Saturday, May 10, 2025

When Is An Outcry Not An Outcry

The host specifically asked Nichols why there hasn't been "greater outcry."

Nichols was asked, "Is it because of what you just talked about? Because of things that are being done, are being done under the facade of these democratic institutions? Is that why for some people, it's flying under the radar?"

He replied, "Well, there's actually a worse explanation for it. You know, part of the problem is that tens of millions of people think it's perfectly okay now to use the instruments of government against people you don't happen to like."

"A big part of the problem is that some of what Trump is doing is just popular with a certain amount of people who don't think that these things could ever be turned around and happen to them, if those instruments of government were used against them," he added. "But there's a bigger problem, which is that we live with a very high standard of living on our our day to day life. Everything works. You know, our gas tanks are full, the grocery stores, shelves are stocked... and people just say, well, how bad could it be? And it doesn't get bad until the day it happens. And then I think people find themselves surprised."
There have been three (or is it four?) organized nationwide protests. A large number of angry town halls in some of the reddest areas of the country. Trump’s approval ratings are in the toilet. Support for due process, even where non-citizens are concerned, is polling so high it makes one optimistic for the American experiment. And even the GOP controlled Congress is allowing witnesses to be grilled by Democrats, after 3 months of studied silence and long recesses. 

Should the outcry come from Congress?  The legislative body that, through the Senate, took 4 years to finally censure Tailgunner Joe, and then only after a lawyer asked McCarthy, “At long, have you no shame?” They’ve never been exemplars of courage. 

The courts are stopping Trump at every turn, and Chief Justice Roberts and Justice Sotomayor have spoken publicly, off the bench, about Trump’s threats to the Constitution. But that’s not enough outcry?

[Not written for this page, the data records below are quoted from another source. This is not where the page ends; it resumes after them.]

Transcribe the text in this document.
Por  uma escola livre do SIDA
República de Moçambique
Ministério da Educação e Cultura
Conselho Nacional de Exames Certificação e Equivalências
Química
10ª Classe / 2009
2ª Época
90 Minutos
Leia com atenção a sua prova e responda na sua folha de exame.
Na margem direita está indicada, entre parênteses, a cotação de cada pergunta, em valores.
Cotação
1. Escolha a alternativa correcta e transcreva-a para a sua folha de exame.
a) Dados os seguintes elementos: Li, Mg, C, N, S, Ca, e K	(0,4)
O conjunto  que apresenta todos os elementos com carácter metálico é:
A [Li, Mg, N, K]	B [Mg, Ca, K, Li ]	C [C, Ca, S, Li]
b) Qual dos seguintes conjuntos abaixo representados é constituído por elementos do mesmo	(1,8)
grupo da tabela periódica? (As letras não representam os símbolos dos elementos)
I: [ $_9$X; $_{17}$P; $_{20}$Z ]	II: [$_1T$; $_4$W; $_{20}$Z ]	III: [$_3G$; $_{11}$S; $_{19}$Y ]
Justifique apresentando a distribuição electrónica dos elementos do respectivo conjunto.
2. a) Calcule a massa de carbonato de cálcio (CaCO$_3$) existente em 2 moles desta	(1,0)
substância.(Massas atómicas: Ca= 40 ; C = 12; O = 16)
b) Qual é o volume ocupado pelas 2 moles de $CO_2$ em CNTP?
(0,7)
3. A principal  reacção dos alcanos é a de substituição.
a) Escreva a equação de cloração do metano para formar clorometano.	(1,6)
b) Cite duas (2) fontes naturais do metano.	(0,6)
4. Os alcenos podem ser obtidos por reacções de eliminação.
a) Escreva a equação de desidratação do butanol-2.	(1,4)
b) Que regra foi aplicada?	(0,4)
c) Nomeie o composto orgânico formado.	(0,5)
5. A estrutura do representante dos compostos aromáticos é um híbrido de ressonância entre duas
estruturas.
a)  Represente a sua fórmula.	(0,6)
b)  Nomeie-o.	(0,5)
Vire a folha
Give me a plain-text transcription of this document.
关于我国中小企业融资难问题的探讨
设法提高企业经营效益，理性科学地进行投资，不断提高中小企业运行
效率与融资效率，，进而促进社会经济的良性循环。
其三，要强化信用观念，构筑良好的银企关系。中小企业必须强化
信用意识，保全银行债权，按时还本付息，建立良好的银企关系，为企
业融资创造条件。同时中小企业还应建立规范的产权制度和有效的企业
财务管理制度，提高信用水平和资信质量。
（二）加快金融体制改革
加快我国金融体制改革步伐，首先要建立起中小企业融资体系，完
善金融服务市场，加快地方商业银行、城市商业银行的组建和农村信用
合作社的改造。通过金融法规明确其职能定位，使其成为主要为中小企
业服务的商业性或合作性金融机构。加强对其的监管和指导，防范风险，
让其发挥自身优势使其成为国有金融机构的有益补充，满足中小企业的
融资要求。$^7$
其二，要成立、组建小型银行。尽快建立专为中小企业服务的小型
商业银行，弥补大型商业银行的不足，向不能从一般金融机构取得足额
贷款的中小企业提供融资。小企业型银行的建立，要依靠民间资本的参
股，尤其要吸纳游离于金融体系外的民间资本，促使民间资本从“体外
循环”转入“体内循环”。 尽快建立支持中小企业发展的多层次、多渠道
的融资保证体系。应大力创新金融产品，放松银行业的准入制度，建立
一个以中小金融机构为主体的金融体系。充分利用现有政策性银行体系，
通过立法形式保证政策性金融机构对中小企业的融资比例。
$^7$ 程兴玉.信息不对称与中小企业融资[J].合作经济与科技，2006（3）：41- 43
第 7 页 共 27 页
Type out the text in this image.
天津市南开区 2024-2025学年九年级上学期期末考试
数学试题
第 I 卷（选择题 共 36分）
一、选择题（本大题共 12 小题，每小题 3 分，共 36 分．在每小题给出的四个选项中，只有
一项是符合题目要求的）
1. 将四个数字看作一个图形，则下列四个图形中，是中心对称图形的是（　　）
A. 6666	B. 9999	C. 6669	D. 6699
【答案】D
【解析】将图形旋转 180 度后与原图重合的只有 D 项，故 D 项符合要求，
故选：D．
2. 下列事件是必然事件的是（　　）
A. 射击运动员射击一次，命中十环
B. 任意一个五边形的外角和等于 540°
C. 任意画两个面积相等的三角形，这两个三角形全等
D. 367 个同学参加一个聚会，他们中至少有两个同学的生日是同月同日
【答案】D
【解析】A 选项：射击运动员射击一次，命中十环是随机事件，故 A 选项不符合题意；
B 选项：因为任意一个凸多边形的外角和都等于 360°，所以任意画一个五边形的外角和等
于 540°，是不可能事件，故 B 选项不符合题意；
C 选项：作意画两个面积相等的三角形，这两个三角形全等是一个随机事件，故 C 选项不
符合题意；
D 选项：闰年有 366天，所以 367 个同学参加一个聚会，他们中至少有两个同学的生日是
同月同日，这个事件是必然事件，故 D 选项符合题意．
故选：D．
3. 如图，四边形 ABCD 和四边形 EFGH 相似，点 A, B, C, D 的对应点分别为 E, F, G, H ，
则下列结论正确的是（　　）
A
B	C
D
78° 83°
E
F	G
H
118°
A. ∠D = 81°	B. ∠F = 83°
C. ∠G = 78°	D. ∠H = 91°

Do 300 million of us have to take up pitchforks and torches and surround the White House before it’s an “outcry”? Or will it only count when the “right” people are inconvenienced by supply chain disruptions? Well, wholesale destruction, actually. Until they speak out, are the trees falling in the forest not making a sound?

There are times when I remember Kissinger’s famous comment about Nixon’s “meatball mind.” Tens of millions of people in America always think it’s okay to use government power against someone else, and are always surprised when it comes ‘round to hurt them. The tale is as old as America’s original sin itself, the one that started with Columbus: slavery. And yet there is always an outcry from people who think we can do better.

And not being France, we really don’t have any history of torches and pitchforks or “Aux armes, citoyen,” to rally the overthrow of the government (more’s the pity, since French government to this day takes takes public displays of grievance far more seriously than we do.). So this is how it works, here. 

You’d expect an historian to have some grasp of it.